Tanggung Jawab Negara Terhadap Hak Konstitusional Fakir Miskin Dari Perspektif Konsel “WELFARE STATE”

  • Bagikan
Jovano Apituley (foto ist)

TANGGUNG JAWAB NEGARA TERHADAP HAK KONSTITUSIONAL FAKIR MISKIN DARI PERSPEKTIF KONSEP “WELFARE STATE” (Tinjauan Kasus Kemiskinan Struktural Di Papua)

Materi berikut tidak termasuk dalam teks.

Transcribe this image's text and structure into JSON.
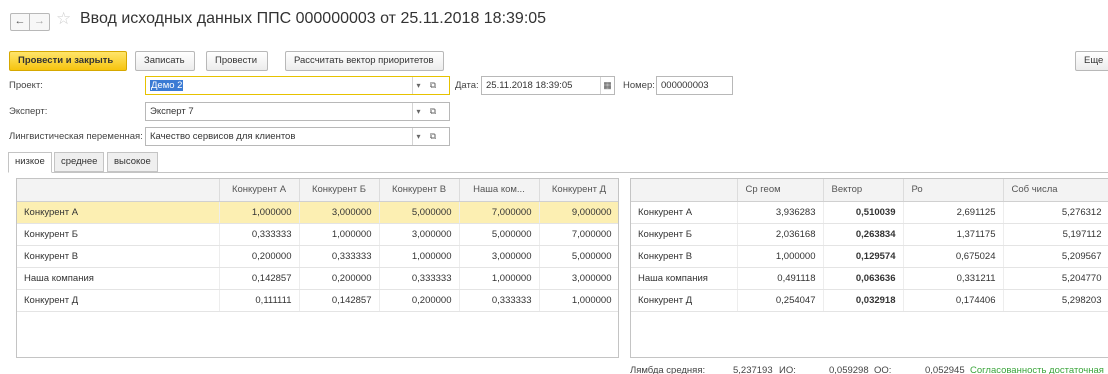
{
  "title": "Ввод исходных данных ППС 000000003 от 25.11.2018 18:39:05",
  "nav": {
    "back": "←",
    "forward": "→",
    "favorite": "☆"
  },
  "toolbar": {
    "post_close": "Провести и закрыть",
    "save": "Записать",
    "post": "Провести",
    "calc": "Рассчитать вектор приоритетов",
    "more": "Еще"
  },
  "form": {
    "project_label": "Проект:",
    "project_value": "Демо 2",
    "date_label": "Дата:",
    "date_value": "25.11.2018 18:39:05",
    "number_label": "Номер:",
    "number_value": "000000003",
    "expert_label": "Эксперт:",
    "expert_value": "Эксперт 7",
    "ling_label": "Лингвистическая переменная:",
    "ling_value": "Качество сервисов для клиентов"
  },
  "tabs": [
    "низкое",
    "среднее",
    "высокое"
  ],
  "matrix": {
    "columns": [
      "Конкурент А",
      "Конкурент Б",
      "Конкурент В",
      "Наша ком...",
      "Конкурент Д"
    ],
    "rows": [
      {
        "name": "Конкурент А",
        "values": [
          "1,000000",
          "3,000000",
          "5,000000",
          "7,000000",
          "9,000000"
        ]
      },
      {
        "name": "Конкурент Б",
        "values": [
          "0,333333",
          "1,000000",
          "3,000000",
          "5,000000",
          "7,000000"
        ]
      },
      {
        "name": "Конкурент В",
        "values": [
          "0,200000",
          "0,333333",
          "1,000000",
          "3,000000",
          "5,000000"
        ]
      },
      {
        "name": "Наша компания",
        "values": [
          "0,142857",
          "0,200000",
          "0,333333",
          "1,000000",
          "3,000000"
        ]
      },
      {
        "name": "Конкурент Д",
        "values": [
          "0,111111",
          "0,142857",
          "0,200000",
          "0,333333",
          "1,000000"
        ]
      }
    ]
  },
  "results": {
    "columns": [
      "Ср геом",
      "Вектор",
      "Ро",
      "Соб числа"
    ],
    "rows": [
      {
        "name": "Конкурент А",
        "values": [
          "3,936283",
          "0,510039",
          "2,691125",
          "5,276312"
        ]
      },
      {
        "name": "Конкурент Б",
        "values": [
          "2,036168",
          "0,263834",
          "1,371175",
          "5,197112"
        ]
      },
      {
        "name": "Конкурент В",
        "values": [
          "1,000000",
          "0,129574",
          "0,675024",
          "5,209567"
        ]
      },
      {
        "name": "Наша компания",
        "values": [
          "0,491118",
          "0,063636",
          "0,331211",
          "5,204770"
        ]
      },
      {
        "name": "Конкурент Д",
        "values": [
          "0,254047",
          "0,032918",
          "0,174406",
          "5,298203"
        ]
      }
    ]
  },
  "summary": {
    "lambda_label": "Лямбда средняя:",
    "lambda_value": "5,237193",
    "io_label": "ИО:",
    "io_value": "0,059298",
    "oo_label": "ОО:",
    "oo_value": "0,052945",
    "status": "Согласованность достаточная"
  }
}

Penulis : Jovano A.A Apituley

Kemiskinan merupakan problematika yang telah lama dihadapi oleh setiap negara tak terkecuali Indonesia. Menurut Edi Suharto (2010:133) “Kemiskinan merupakan sebuah keadaan yang berada di bawah garis nilai standar kebutuhan minimum, baik makanan dan non makanan, yang disebut garis kemiskinan (poverty line) atau batas kemiskinan (poverty threshold)”, Sedangkan menurut Schiller (1979) ”Kemiskinan adalah ketidaksanggupan untuk mendapatkan barang-barang dan pelayanan-pelayanan yang memadai untuk memenuhi kebutuhan sosial yang terbatas”.Dari kedua tanggapan ahli tersebut dapat disimpulkan definsi Kemiskinan secara umum ialah Ketidakmampuan seseorang untuk memenuhi kebutuhan dasar seperti makanan, pakaian, tempat tinggal, pendidikan dan kesehatan. Untuk mencari tau apa penyebab Kemiskinan, penulis menggunakan Pendekatan Teori Kemiskinan Struktural karena teori ini menjadi penting dalam kaitannya dengan upaya mengatasi ketimpangan yang selama ini terjadi pada masyarakat kelas bawah khususnya. Secara singkat Kemiskinan Struktural menurut (Parsudi Suparlan ed., 1995) ialah kemiskinan yang diderita oleh suatu golongan masyarakat, karena struktur sosialnya (kenegaraan/kemasyarakatan) membuat masyarakat itu tidak dapat ikut menggunakan sumber-sumber pendapatan yang sebenarnya tersedia bagi mereka. Akhir-akhir ini pengakuan terhadap adanya kemiskinan struktural di Indonesia semakin kuat. Kemiskinan yang terjadi di Indonesia dianggap sebagai Kemiskinan struktural. Yang penyebabnya antara lain ialah Korupsi, Kolusi dan Nepotisme (KKN) yang meluas dan merajalela telah menciptakan kondisi sedemikian rupa, yaitu membuat banyak orang menjadi miskin atau tetap miskin karena mereka tidak mendapatkan sumber daya yang semestinya.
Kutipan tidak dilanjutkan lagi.